In the desert I carried a tall stack of postcards and scrawled on them during breaks in the sweltering shade. When I reached Northern California I mailed home the desert postcards I hadn’t yet sent; they’ve been preserved in a small shipping carton until now. I looked through them last week and they are like magical time capsules from the beginning of the trail, where everything was new, my feet hurt like hell, and the desert was like Mars to me. There are ten of them and I’m putting them on ebay a handful at a time; right now there are four up- moon, stars, wind, and anticipation. Bid on one if you want! (Also, if I owed you a postcard during my hike and you never got one, email me at firstname.lastname@example.org- towards the end of the trail it got harder and harder to keep track of the small slips of paper in my pack on which I’d written people’s addresses, and if I forgot yours I can send you one of these!)

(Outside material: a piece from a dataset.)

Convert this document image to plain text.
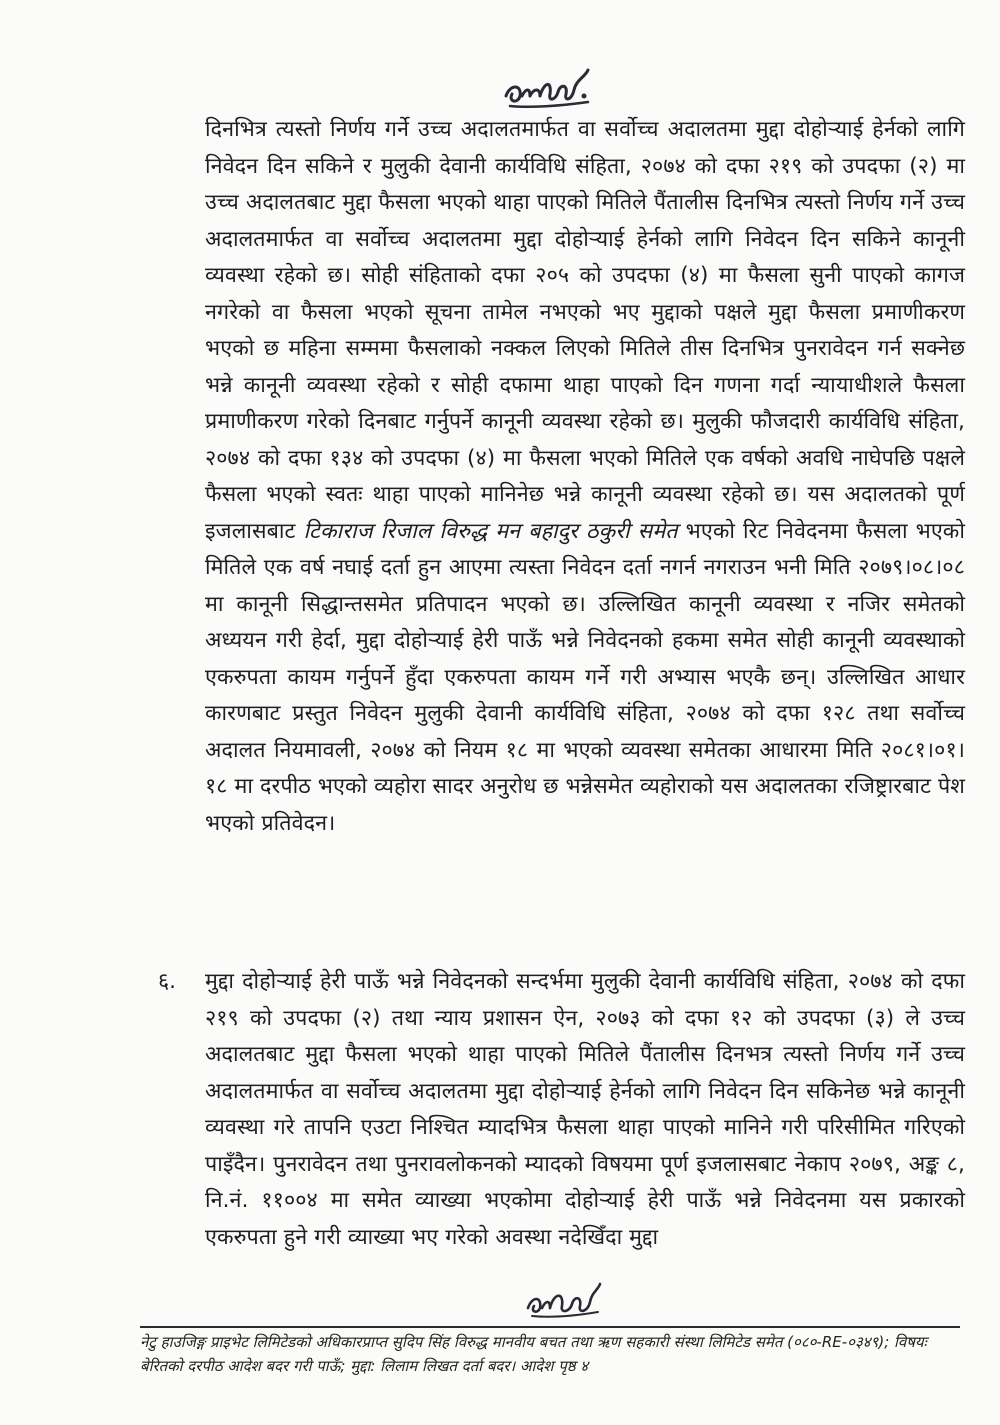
दिनभित्र त्यस्तो निर्णय गर्ने उच्च अदालतमार्फत वा सर्वोच्च अदालतमा मुद्दा दोहोऱ्याई हेर्नको लागि निवेदन दिन सकिने र मुलुकी देवानी कार्यविधि संहिता, २०७४ को दफा २१९ को उपदफा (२) मा उच्च अदालतबाट मुद्दा फैसला भएको थाहा पाएको मितिले पैंतालीस दिनभित्र त्यस्तो निर्णय गर्ने उच्च अदालतमार्फत वा सर्वोच्च अदालतमा मुद्दा दोहोऱ्याई हेर्नको लागि निवेदन दिन सकिने कानूनी व्यवस्था रहेको छ। सोही संहिताको दफा २०५ को उपदफा (४) मा फैसला सुनी पाएको कागज नगरेको वा फैसला भएको सूचना तामेल नभएको भए मुद्दाको पक्षले मुद्दा फैसला प्रमाणीकरण भएको छ महिना सम्ममा फैसलाको नक्कल लिएको मितिले तीस दिनभित्र पुनरावेदन गर्न सक्नेछ भन्ने कानूनी व्यवस्था रहेको र सोही दफामा थाहा पाएको दिन गणना गर्दा न्यायाधीशले फैसला प्रमाणीकरण गरेको दिनबाट गर्नुपर्ने कानूनी व्यवस्था रहेको छ। मुलुकी फौजदारी कार्यविधि संहिता, २०७४ को दफा १३४ को उपदफा (४) मा फैसला भएको मितिले एक वर्षको अवधि नाघेपछि पक्षले फैसला भएको स्वतः थाहा पाएको मानिनेछ भन्ने कानूनी व्यवस्था रहेको छ। यस अदालतको पूर्ण इजलासबाट टिकाराज रिजाल विरुद्ध मन बहादुर ठकुरी समेत भएको रिट निवेदनमा फैसला भएको मितिले एक वर्ष नघाई दर्ता हुन आएमा त्यस्ता निवेदन दर्ता नगर्न नगराउन भनी मिति २०७९।०८।०८ मा कानूनी सिद्धान्तसमेत प्रतिपादन भएको छ। उल्लिखित कानूनी व्यवस्था र नजिर समेतको अध्ययन गरी हेर्दा, मुद्दा दोहोऱ्याई हेरी पाऊँ भन्ने निवेदनको हकमा समेत सोही कानूनी व्यवस्थाको एकरुपता कायम गर्नुपर्ने हुँदा एकरुपता कायम गर्ने गरी अभ्यास भएकै छन्। उल्लिखित आधार कारणबाट प्रस्तुत निवेदन मुलुकी देवानी कार्यविधि संहिता, २०७४ को दफा १२८ तथा सर्वोच्च अदालत नियमावली, २०७४ को नियम १८ मा भएको व्यवस्था समेतका आधारमा मिति २०८१।०१।१८ मा दरपीठ भएको व्यहोरा सादर अनुरोध छ भन्नेसमेत व्यहोराको यस अदालतका रजिष्ट्रारबाट पेश भएको प्रतिवेदन।
६. मुद्दा दोहोऱ्याई हेरी पाऊँ भन्ने निवेदनको सन्दर्भमा मुलुकी देवानी कार्यविधि संहिता, २०७४ को दफा २१९ को उपदफा (२) तथा न्याय प्रशासन ऐन, २०७३ को दफा १२ को उपदफा (३) ले उच्च अदालतबाट मुद्दा फैसला भएको थाहा पाएको मितिले पैंतालीस दिनभत्र त्यस्तो निर्णय गर्ने उच्च अदालतमार्फत वा सर्वोच्च अदालतमा मुद्दा दोहोऱ्याई हेर्नको लागि निवेदन दिन सकिनेछ भन्ने कानूनी व्यवस्था गरे तापनि एउटा निश्चित म्यादभित्र फैसला थाहा पाएको मानिने गरी परिसीमित गरिएको पाइँदैन। पुनरावेदन तथा पुनरावलोकनको म्यादको विषयमा पूर्ण इजलासबाट नेकाप २०७९, अङ्क ८, नि.नं. ११००४ मा समेत व्याख्या भएकोमा दोहोऱ्याई हेरी पाऊँ भन्ने निवेदनमा यस प्रकारको एकरुपता हुने गरी व्याख्या भए गरेको अवस्था नदेखिँदा मुद्दा
नेटु हाउजिङ्ग प्राइभेट लिमिटेडको अधिकारप्राप्त सुदिप सिंह विरुद्ध मानवीय बचत तथा ऋण सहकारी संस्था लिमिटेड समेत (०८०-RE-०३४९); विषयः बेरितको दरपीठ आदेश बदर गरी पाऊँ; मुद्दा: लिलाम लिखत दर्ता बदर। आदेश पृष्ठ ४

Everything I raise in these auctions will go towards helping me buy the ugliest, most busted-looking and/or ridiculously nineties-plush van I can find. My van will probably never be as beautifully tricked-out on the inside as Jeff Kish’s van, but it will be a sweet place to hang my hat as the weather begins to warm. And it will take me places, like to kickoff! Because I want to go to kickoff.
Speaking of going places, I’ll be heading up to Cascade Locks on February 22nd to be part of the ALDHA-West Winter Ruck; I’ll be doing pack shakedowns (fun for me, maybe not so fun for you?) and talking on a panel with some other 2013 PCT Alumni about navigational tools on the trail. If you’re in the area you should come say hi!! Cascade Locks is cute and small and I’m excited to go there and wax nostalgic about the trail with other hikers. I MISS BEING AROUND OTHER HIKERS.
I can’t wait to move into a van, people. I’m SO EXCITED.